Miroir mon beau miroir

Les deux pieds dans le bourbier, c’est notre bonne France qui se mire et demande qui est la plus belle.

Le miroir, par la voix de l’AFII, lui répond qu’elle n’est pas encore totalement fanée et qu’elle possède encore quelques atouts de poids, si j’ose m’exprimer ainsi. Il lui promet qu’un jour, un bel investisseur étranger viendra la chercher sur son fier étalon et qu’il couleront des jours heureux et patati et patata.

A l’appui de cette affirmation, le miroir cite une quinzaine de critères, savamment choisis, sur la base desquels cette pauvre France ne serait pas trop mal gaulée, parmi lesquels les suivants :

La France subventionne un max. Sur ce terrain là, on se tire la bourre avec nos voisins espagnols. C’est certainement un critère extrêmement important en matière de compétitivité, vu que l’Espagne se traine avec 20% de chômeurs et une situation financière à la limite du cataclysme.Et puis si les subventions suffisaient à rendre un pays attractif, y’a belle lurette qu’on n’aurait plus besoin de faire de propagande sur le sujet.

En France, on a un super réseau de TGV. On ne parle là que des rails et déjà il y aurait pas mal à dire. Sur ce thème, je conseille vivement la lecture du blog de Vincent Bénard sur la question du fétichisme pro-ferroviaire. Je me bornerai donc à rappeler que la SNCF c’est globalement une grève par mois et une ponctualité plus qu’approximative.

En France l’électricité c’est pas cher. Et pour cause ! A toujours vouloir repousser les nécessaires augmentations de tarif, on se retrouve avec un parc de centrales nucléaires vieillissant et donc, perpétuellement en panne ou en maintenance. Conséquence : la France devient importatrice d’électricité quand il fait froid et l’augmentation des tarifs devient inévitable.

En France, une forte proportion de la population a atteint un niveau d’éducation supérieur. Bien évidemment, quand on part dans l’idée de donner le bac à tout le monde, les choses deviennent vite beaucoup plus simples, même si la pitoyable qualité de l’enseignement français que le monde entier nous envie réussit à produire des résultats inférieurs à des attentes déjà peu ambitieuses. Dans le monde réel, plus grand monde n’est capable de s’exprimer dans un français correct, de nombreux diplômés de l’enseignement supérieur sont chômeurs ou occupent des emplois peu ou pas qualifiés et la France ne tient pas la comparaison lors des tests internationaux.

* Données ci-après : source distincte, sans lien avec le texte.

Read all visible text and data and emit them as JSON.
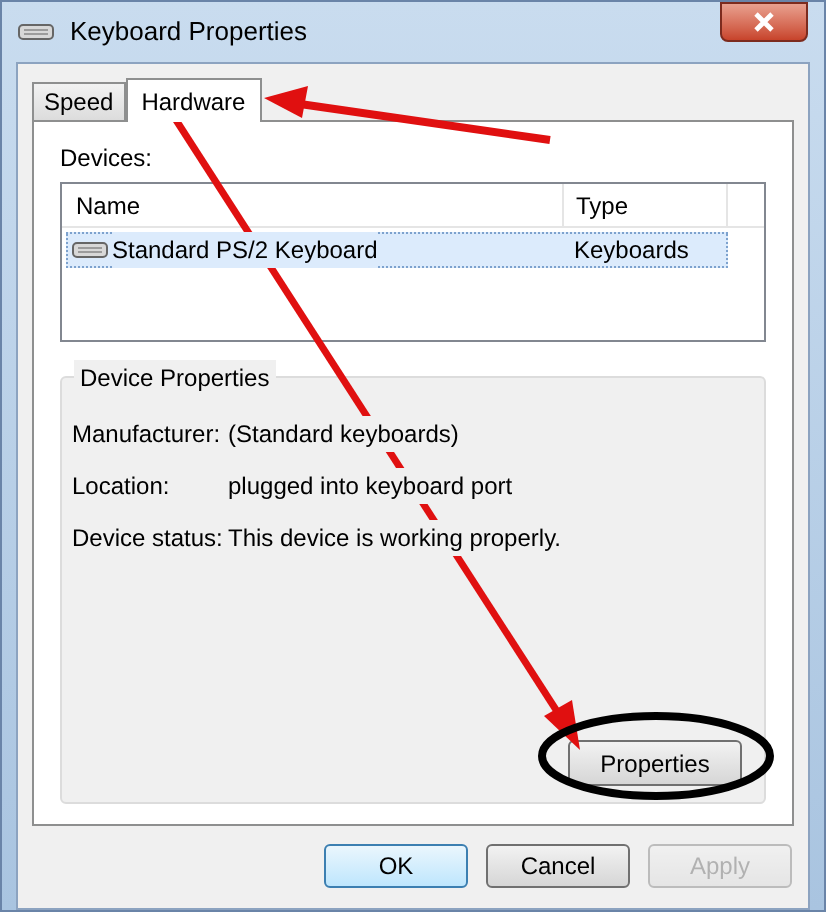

En France, les travailleurs sont productifs et heureusement. Mais il faut espérer éviter les fous furieux de chez SUD, de la CGT, de FO, qui du haut de leur tas de subventions et de l’immunité qui leur est garantie par la « justice », mettent un point d’honneur à empêcher le reste du monde d’avancer, quand ils ne séquestrent pas l’encadrement ou menacent de faire sauter les usines.

En France on fait beaucoup de R&D. Pourtant, il paraît que nous manquons cruellement de PME technologiques. Moralité, le miroir met davantage l’accent sur ce qui pêche que sur ce qui marche.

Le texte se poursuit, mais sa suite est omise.